Why Prince Harry Thinks We Should Stop Saying 'PTSD'

While Meghan Markle and Prince Harry are no longer actively working royals, they're still hard at work. Harry and Meghan have a deal with Netflix worth $100 million to produce content via their company Archewell Productions, and their first production, "Heart of Invictus," was recently on the ground filming at the fifth Invictus Games — this time in The Hague in The Netherlands — per Metro. They also reportedly have a four-book deal that includes two memoirs from the duke and a wellness book by the "Suits" star, according to the Daily Mail. Harry is also now working as the chief impact officer for the leadership, mental fitness, and coaching company BetterUp.

In that capacity, Harry went on the podcast "Masters of Scale with Reid Hoffman" along with co-founder and CEO of BetterUp Alexi Robichaux to talk about the importance of taking care of oneself and one's mental health to be able to succeed and grow. The two both talked about the impact of taking care of mental health and changing your mindset for greater success in their own lives. One such story from Prince Harry highlighted the importance of language in relation to what we call post-traumatic stress disorder (PTSD).
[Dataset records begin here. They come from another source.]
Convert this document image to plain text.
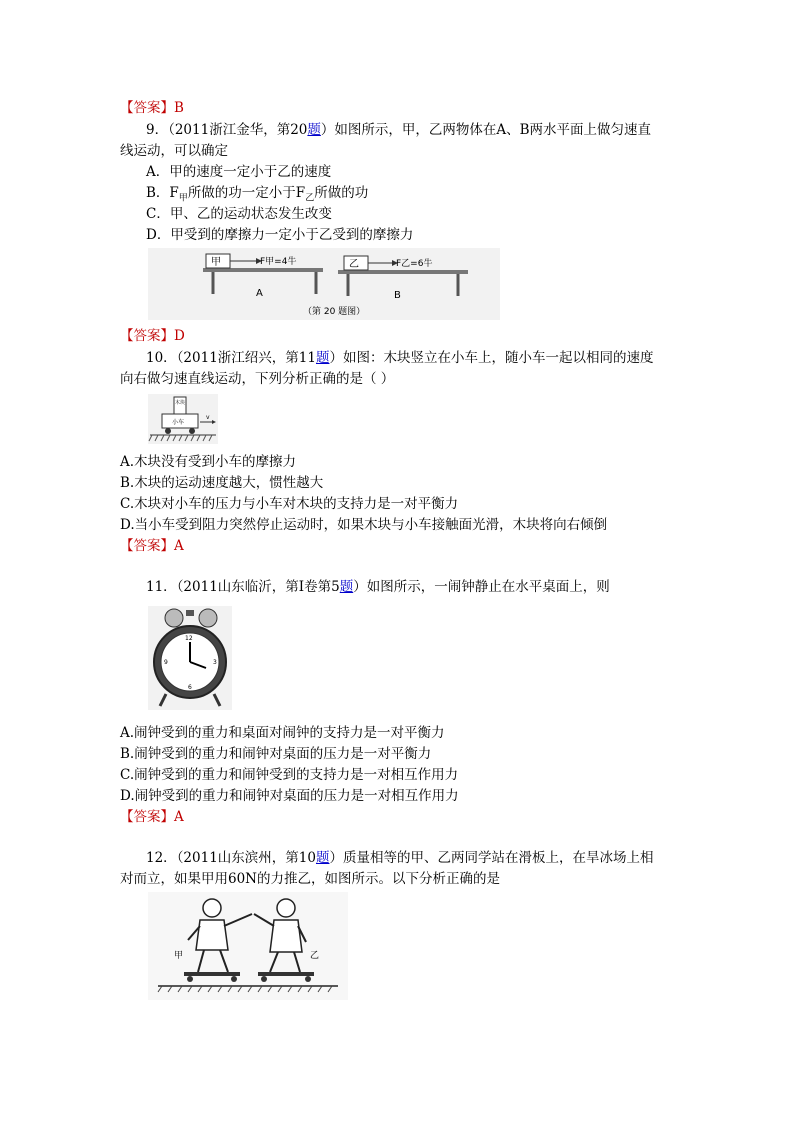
【答案】B
9．（2011浙江金华，第20题）如图所示，甲，乙两物体在A、B两水平面上做匀速直
线运动，可以确定
A．甲的速度一定小于乙的速度
B．$F_甲$所做的功一定小于$F_乙$所做的功
C．甲、乙的运动状态发生改变
D．甲受到的摩擦力一定小于乙受到的摩擦力
甲	F甲=4牛
A
乙	F乙=6牛
B
（第 20 题图）
【答案】D
10．（2011浙江绍兴，第11题）如图：木块竖立在小车上，随小车一起以相同的速度
向右做匀速直线运动，下列分析正确的是（ ）
木块
小车
v
A.木块没有受到小车的摩擦力
B.木块的运动速度越大，惯性越大
C.木块对小车的压力与小车对木块的支持力是一对平衡力
D.当小车受到阻力突然停止运动时，如果木块与小车接触面光滑，木块将向右倾倒
【答案】A
11．（2011山东临沂，第Ⅰ卷第5题）如图所示，一闹钟静止在水平桌面上，则
12
6
9	3
A.闹钟受到的重力和桌面对闹钟的支持力是一对平衡力
B.闹钟受到的重力和闹钟对桌面的压力是一对平衡力
C.闹钟受到的重力和闹钟受到的支持力是一对相互作用力
D.闹钟受到的重力和闹钟对桌面的压力是一对相互作用力
【答案】A
12．（2011山东滨州，第10题）质量相等的甲、乙两同学站在滑板上，在旱冰场上相
对而立，如果甲用60N的力推乙，如图所示。以下分析正确的是
甲	乙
Prince Harry thinks we should call it an injury, not a disorder

During his appearance on "Masters of Scale with Reid Hoffman," Prince Harry opened the podcast with a story from his time with the British Armed Forces. He was working with a personnel recovery unit and saw a serviceman who'd been injured and was "very visibly suffering." 

"And he had what was called PTSD," the Duke of Sussex said. He saw the same soldier some months later after the soldier had returned from a ski trip, with the trip seemingly having sparked a positive change. In seeing that change, Harry questioned why "we keep calling it PTSD." He would go on to explain that therapy and mental illness are regarded entirely differently in the U.K. and in California, where he now resides (via People).

"Why are we not calling it PTSI [post-traumatic stress injury]?" the duke posited. Harry presented the logic behind a proposed switch in language from disorder to injury; someone with a disorder may think they have that for the rest of their life, but if you have an injury, it's easier to see that as something you can work to come back from and get better.

That shift in mindset and being able to see how that ski trip helped that soldier was also part of why he created the Invictus Games. He has seen that sport can "completely transform an individual," as he explained on the podcast. The Invictus Games are an international competition where injured service members act as their competitors. It's a celebration of humanity and those who gave sacrificed a lot for their countries, so it's easy to see why someone like Harry may have gotten emotional at the Invictus Games.